Dave and Rod told a number of amusing stories along the lines of “what are you crazy,” that would greet any suggestion that they had made in the UK to community workers or labor unions about whether or not they might be more effective in making direct contact by doorknocking.  Nothing unusual really about any of that, since it’s the first reaction of almost everyone everywhere in virtually every country and city in the world, until they see how effective and skilled the practice and methodology really is.  Most of the resistance was of the kneejerk kind, “Oh, no one wants you to come to their home,” and so forth.

More surprising was their observation that leadership development, a foundational emphasis in most United States community organizing, and certainly ACORN’s, is virtually nonexistent in the United Kingdom.  Beck and Purcell argued that the more normal situation was the existence of countless “community representatives” appointed by various councils and public authorities to speak for the community or the constituency, who in Beck’s words were lucky if they had any base, and “if they had a base, it was hardly 1% of the community.”  Certainly this kind of tokenism and top-down structure of participation was common in the US as well until the movement and organizational upheavals of the 1960s and 1970s forced different requirements around participation in many communities to establish more genuine leadership rather than simply anointed and appointed gatekeepers.
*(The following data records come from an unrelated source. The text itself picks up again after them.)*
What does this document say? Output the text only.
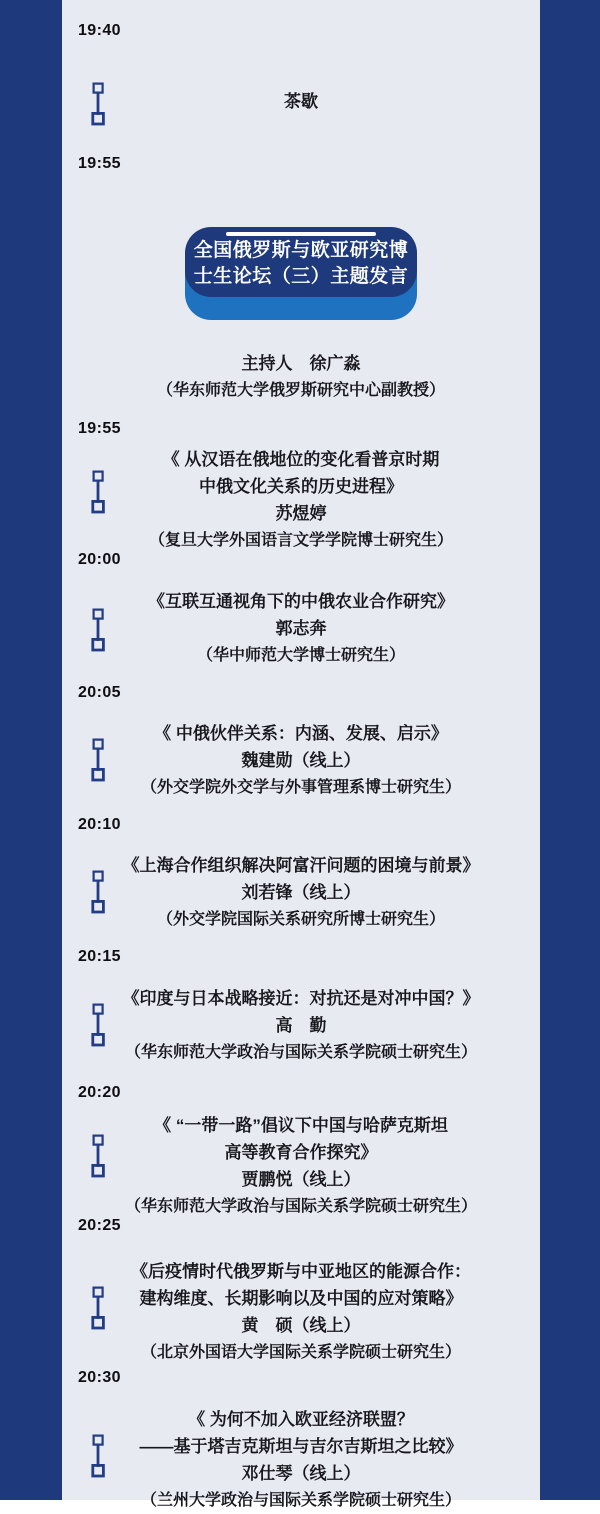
19:40
茶歇
19:55
全国俄罗斯与欧亚研究博
士生论坛（三）主题发言
主持人　徐广淼
（华东师范大学俄罗斯研究中心副教授）
19:55
《 从汉语在俄地位的变化看普京时期
中俄文化关系的历史进程》
苏煜婷
（复旦大学外国语言文学学院博士研究生）
20:00
《互联互通视角下的中俄农业合作研究》
郭志奔
（华中师范大学博士研究生）
20:05
《 中俄伙伴关系：内涵、发展、启示》
魏建勋（线上）
（外交学院外交学与外事管理系博士研究生）
20:10
《上海合作组织解决阿富汗问题的困境与前景》
刘若锋（线上）
（外交学院国际关系研究所博士研究生）
20:15
《印度与日本战略接近：对抗还是对冲中国？》
高　勤
（华东师范大学政治与国际关系学院硕士研究生）
20:20
《 “一带一路”倡议下中国与哈萨克斯坦
高等教育合作探究》
贾鹏悦（线上）
（华东师范大学政治与国际关系学院硕士研究生）
20:25
《后疫情时代俄罗斯与中亚地区的能源合作：
建构维度、长期影响以及中国的应对策略》
黄　硕（线上）
（北京外国语大学国际关系学院硕士研究生）
20:30
《 为何不加入欧亚经济联盟？
——基于塔吉克斯坦与吉尔吉斯坦之比较》
邓仕琴（线上）
（兰州大学政治与国际关系学院硕士研究生）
Beck and Purcell believed that this void largely came from a deep seated political and cultural perspective that positioned the local council and the state in general as the source of services and goods where the public had expectations that were a matter of entitlement and rights, rather than something triggered by participation, much less pressure and collective action.  They gave a number of examples in housing organizing in the council flats where when facing public cutbacks it took years for residents to recognize that there was desertion by public officials and authorities, and that they were going to be forced to organize to take over the flats in various schemes and abandon expectations of improvements.  Having no tradition of leadership development and similar grassroots engagement at the base, these transitions are lengthy and difficult in the UK according to Beck and Purcell.

We were all fascinated, even if somewhat shocked, but also convinced we might be able to make a contribution in filling this void in the UK as well from ACORN’s decades of experience in leadership development.